O primeiro parágrafo. Leia.
Segundo a legislação brasileira, qualquer pessoa com menos de 18 anos não têm o desenvolvimento capaz de compreender exatamente a natureza da sua conduta, não estando, portanto, apta a ser condenada a uma pena de reclusão. Em casos graves, entretanto, este menor necessita de internação em estabelecimento adequado a formá-lo para a vida social. Ser “ressocializado”. O que eles não dizem é que isso só serve para as situações ditas ideais, onde criança é criança e adolescente é adolescente.
Eu cresci sendo preparado para a sociedade, o garoto não Quando era pra ser criança, eu fui criança. Quando era para ser pré-adolescente revoltado, eu fui pré-adolescente revoltado. Agora estou no caminho para a fase adulta, seguindo passo a passo todas as etapas. O outro personagem nasceu precisando ser adulto. Ele não foi preparado, pulou etapas.
Desde que veio ao mundo teve que trabalhar, passar fome, conseguir dinheiro para as contas da casa. Não pôde estudar, não pôde almoçar aos domingos na casa da avó, não pôde jogar futebol com os amigos. Não pôde sequer ter amigos. Ele sempre foi obrigado a ter convicção do que queria. Sabia que ninguém nunca iria decidir qualquer coisa por ele. Sabia que não poderia errar e depois pedir desculpas. Se errasse, estava morto. Ninguém nunca o ensinou a controlar seus acessos de fúria.
Se ele matar alguém, foi pensado. Ele já sabe o que quer. Tendo 14, 17 ou mesmo 19 anos, ele sabe o que quer. Ele teve sempre que saber o que quer. Ele é adulto.
Ser adulto não é um status adquirido, não tem a ver com a idade. Ser adulto é estado de espírito, é estado de consciência. Os adultos dizem que o são por terem certeza do que querem da sua vida, mesmo sabendo que isso é mentira. O garoto sabe o que quer da vida: ele quer é viver.

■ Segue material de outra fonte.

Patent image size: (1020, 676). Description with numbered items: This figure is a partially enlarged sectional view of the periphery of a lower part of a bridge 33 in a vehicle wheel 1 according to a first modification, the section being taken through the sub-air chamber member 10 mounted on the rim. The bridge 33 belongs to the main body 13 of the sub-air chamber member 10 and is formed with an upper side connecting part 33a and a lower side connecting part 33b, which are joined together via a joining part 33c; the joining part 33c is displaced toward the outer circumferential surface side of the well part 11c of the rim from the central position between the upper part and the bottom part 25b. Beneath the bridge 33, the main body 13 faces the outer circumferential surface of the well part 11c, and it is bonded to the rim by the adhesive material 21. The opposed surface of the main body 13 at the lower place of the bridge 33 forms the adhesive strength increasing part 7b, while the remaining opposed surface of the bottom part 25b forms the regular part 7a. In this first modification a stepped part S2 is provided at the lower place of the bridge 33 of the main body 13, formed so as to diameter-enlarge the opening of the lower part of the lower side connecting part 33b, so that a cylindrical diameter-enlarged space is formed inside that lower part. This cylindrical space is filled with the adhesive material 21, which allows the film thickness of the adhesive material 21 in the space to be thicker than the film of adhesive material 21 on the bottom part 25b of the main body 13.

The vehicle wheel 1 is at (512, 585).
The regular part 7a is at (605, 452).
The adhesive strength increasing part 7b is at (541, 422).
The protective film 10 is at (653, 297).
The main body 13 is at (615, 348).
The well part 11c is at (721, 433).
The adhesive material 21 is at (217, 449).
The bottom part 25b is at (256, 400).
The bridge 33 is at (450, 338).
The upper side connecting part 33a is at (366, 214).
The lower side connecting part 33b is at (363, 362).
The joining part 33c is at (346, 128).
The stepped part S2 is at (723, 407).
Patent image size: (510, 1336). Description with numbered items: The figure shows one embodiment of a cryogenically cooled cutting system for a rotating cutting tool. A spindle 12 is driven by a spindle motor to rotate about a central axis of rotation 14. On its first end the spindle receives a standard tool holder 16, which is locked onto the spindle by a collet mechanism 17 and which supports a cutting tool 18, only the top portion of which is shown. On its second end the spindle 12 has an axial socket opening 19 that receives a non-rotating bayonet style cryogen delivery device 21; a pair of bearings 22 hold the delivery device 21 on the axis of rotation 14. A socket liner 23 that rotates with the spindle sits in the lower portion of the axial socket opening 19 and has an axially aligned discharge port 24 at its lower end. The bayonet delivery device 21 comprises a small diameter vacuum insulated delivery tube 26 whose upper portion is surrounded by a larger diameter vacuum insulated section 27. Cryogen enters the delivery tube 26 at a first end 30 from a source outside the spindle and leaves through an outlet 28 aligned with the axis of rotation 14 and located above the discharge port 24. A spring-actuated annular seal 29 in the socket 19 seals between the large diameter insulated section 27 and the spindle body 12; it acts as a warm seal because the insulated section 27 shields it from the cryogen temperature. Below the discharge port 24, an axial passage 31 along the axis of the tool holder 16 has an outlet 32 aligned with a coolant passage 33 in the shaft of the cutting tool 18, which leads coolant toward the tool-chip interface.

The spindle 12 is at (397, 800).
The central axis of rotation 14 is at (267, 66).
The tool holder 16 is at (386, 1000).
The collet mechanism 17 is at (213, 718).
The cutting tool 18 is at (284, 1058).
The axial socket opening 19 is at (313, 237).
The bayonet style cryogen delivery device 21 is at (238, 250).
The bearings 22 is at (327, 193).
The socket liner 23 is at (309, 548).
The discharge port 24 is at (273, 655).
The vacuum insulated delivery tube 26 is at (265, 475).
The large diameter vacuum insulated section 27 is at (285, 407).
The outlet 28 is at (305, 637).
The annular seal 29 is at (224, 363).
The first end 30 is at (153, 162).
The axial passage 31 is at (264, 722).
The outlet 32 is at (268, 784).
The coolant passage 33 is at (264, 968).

Ora, matando alguém, ele estará cometendo um crime, tendo 14 ou 19 anos. Deve ser preso. Preso para manter a ordem pública, não para prepará-lo para a ressocialização. Adultos já sabem viver em sociedade.
Agora leia novamente o primeiro parágrafo. Só que ao invés de "sou a favor da redução da maioridade penal", leia "sou a favor da maioridade penal, desde que só adultos sejam presos".